Lindsey Rebecca K, Fried Laurence E, Goldman Nir, Bastea Sorin
Physical and Life Sciences Directorate, Lawrence Livermore National Laboratory, Livermore, California 94550, USA.
J Chem Phys. 2020 Oct 7;153(13):134117. doi: 10.1063/5.0021965.
Machine learned reactive force fields based on polynomial expansions have been shown to be highly effective for describing simulations involving reactive materials. Nevertheless, the highly flexible nature of these models can give rise to a large number of candidate parameters for complicated systems. In these cases, reliable parameterization requires a well-formed training set, which can be difficult to achieve through standard iterative fitting methods. Here, we present an active learning approach based on cluster analysis and inspired by Shannon information theory to enable semi-automated generation of informative training sets and robust machine learned force fields. The use of this tool is demonstrated for development of a model based on linear combinations of Chebyshev polynomials explicitly describing up to four-body interactions, for a chemically and structurally diverse system of C/O under extreme conditions. We show that this flexible training database management approach enables development of models exhibiting excellent agreement with Kohn-Sham density functional theory in terms of structure, dynamics, and speciation.

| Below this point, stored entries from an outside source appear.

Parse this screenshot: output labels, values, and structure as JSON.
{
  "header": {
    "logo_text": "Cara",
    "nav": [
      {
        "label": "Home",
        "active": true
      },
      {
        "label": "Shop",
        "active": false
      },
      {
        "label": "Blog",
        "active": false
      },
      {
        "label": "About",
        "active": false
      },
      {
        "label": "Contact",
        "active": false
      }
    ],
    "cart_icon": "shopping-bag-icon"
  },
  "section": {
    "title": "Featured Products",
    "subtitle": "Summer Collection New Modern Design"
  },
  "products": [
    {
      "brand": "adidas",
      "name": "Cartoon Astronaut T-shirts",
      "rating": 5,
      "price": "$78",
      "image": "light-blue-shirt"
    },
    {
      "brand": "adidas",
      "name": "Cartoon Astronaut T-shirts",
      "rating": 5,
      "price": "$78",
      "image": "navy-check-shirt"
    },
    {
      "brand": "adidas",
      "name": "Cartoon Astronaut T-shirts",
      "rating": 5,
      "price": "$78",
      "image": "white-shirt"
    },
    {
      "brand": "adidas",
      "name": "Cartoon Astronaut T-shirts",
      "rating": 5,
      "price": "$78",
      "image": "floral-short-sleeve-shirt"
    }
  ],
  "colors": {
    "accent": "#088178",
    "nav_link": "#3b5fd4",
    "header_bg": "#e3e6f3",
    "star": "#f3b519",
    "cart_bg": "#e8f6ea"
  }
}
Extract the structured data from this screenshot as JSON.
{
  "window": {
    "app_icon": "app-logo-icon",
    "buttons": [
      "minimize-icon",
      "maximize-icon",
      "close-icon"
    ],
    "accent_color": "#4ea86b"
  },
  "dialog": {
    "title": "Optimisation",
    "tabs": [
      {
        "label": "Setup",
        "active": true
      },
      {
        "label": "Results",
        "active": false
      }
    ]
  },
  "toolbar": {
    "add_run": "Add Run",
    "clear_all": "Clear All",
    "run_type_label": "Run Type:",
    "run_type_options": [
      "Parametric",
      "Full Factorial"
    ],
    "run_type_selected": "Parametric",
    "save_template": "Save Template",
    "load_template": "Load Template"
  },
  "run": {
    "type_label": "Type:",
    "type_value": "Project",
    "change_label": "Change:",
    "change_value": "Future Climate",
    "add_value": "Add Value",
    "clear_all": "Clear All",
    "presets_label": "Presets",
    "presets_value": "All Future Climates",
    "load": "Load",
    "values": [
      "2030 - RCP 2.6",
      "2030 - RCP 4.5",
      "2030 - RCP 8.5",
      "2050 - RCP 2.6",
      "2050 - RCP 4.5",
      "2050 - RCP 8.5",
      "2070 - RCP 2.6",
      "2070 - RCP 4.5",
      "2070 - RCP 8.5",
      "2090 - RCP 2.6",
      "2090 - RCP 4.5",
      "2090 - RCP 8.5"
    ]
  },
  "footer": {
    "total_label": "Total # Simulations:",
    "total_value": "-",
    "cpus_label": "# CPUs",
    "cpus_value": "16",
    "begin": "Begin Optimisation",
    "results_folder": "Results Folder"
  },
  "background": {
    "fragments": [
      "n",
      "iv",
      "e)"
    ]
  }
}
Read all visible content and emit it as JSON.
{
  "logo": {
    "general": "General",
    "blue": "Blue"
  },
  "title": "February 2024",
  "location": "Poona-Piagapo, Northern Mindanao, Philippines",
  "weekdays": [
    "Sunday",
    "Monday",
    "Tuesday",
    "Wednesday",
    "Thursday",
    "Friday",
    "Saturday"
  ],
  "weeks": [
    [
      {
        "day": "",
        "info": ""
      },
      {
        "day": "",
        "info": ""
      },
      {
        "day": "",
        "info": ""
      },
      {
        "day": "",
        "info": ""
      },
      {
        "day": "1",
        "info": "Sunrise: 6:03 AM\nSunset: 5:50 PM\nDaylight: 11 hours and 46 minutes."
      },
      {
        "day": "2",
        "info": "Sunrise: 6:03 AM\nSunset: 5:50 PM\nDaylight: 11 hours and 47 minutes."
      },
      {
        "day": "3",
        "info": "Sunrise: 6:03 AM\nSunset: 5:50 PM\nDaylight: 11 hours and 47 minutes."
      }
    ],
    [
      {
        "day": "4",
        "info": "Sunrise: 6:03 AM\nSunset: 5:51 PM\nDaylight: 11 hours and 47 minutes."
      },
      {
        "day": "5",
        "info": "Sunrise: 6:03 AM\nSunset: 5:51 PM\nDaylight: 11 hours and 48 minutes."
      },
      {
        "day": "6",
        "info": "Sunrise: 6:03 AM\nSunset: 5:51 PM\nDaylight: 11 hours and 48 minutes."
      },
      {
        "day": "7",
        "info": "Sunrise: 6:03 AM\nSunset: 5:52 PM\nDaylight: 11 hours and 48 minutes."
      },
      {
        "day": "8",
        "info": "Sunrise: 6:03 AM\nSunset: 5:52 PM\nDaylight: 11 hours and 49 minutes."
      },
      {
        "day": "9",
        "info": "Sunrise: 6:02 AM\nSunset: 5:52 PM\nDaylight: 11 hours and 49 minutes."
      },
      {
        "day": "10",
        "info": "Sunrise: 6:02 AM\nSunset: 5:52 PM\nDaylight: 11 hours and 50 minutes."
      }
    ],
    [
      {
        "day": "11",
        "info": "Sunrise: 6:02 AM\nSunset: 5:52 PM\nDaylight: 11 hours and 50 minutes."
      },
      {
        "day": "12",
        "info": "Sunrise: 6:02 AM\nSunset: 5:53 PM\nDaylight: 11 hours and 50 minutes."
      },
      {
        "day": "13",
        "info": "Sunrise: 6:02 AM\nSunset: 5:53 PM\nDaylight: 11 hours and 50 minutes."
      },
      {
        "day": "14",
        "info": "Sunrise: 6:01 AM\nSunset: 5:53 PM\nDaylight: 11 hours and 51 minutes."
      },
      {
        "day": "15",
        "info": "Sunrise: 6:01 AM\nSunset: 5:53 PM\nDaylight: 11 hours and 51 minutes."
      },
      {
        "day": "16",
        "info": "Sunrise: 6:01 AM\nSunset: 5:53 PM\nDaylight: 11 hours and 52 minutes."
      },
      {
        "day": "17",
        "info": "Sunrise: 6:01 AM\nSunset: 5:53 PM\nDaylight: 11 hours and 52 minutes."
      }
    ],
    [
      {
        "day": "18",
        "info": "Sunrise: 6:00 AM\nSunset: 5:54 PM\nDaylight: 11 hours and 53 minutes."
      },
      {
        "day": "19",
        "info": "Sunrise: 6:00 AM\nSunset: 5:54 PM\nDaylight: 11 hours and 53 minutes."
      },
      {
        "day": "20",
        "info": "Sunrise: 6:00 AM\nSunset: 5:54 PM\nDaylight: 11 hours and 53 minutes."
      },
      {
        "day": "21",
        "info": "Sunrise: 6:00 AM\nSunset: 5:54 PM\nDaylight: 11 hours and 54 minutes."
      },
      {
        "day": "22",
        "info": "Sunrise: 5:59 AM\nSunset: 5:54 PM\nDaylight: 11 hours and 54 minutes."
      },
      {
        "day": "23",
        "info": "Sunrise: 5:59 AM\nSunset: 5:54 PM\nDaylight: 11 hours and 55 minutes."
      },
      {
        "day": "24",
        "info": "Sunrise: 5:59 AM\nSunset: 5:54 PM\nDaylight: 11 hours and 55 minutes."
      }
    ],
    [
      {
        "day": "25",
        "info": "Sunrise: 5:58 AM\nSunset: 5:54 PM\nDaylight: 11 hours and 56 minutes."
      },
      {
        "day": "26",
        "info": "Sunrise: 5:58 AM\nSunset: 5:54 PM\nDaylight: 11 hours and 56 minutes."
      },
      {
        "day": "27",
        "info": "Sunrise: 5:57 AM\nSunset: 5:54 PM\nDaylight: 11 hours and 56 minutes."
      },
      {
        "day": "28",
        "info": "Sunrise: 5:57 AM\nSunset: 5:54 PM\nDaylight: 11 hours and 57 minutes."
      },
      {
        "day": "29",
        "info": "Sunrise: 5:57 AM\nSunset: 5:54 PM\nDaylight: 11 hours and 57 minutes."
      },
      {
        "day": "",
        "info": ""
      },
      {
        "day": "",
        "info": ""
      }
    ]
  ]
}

基于多项式展开的机器学习反应力场已被证明在描述涉及反应性材料的模拟方面非常有效。然而,这些模型的高度灵活性可能会为复杂系统产生大量候选参数。在这些情况下,可靠的参数化需要一个结构良好的训练集,而通过标准的迭代拟合方法很难实现这一点。在这里,我们提出了一种基于聚类分析并受香农信息论启发的主动学习方法,以实现信息丰富的训练集的半自动生成和强大的机器学习力场。该工具的使用在开发一个基于切比雪夫多项式线性组合的模型中得到了证明,该模型明确描述了多达四体相互作用,用于极端条件下化学和结构多样的C/O系统。我们表明,这种灵活的训练数据库管理方法能够开发出在结构、动力学和物种形成方面与Kohn-Sham密度泛函理论表现出极佳一致性的模型。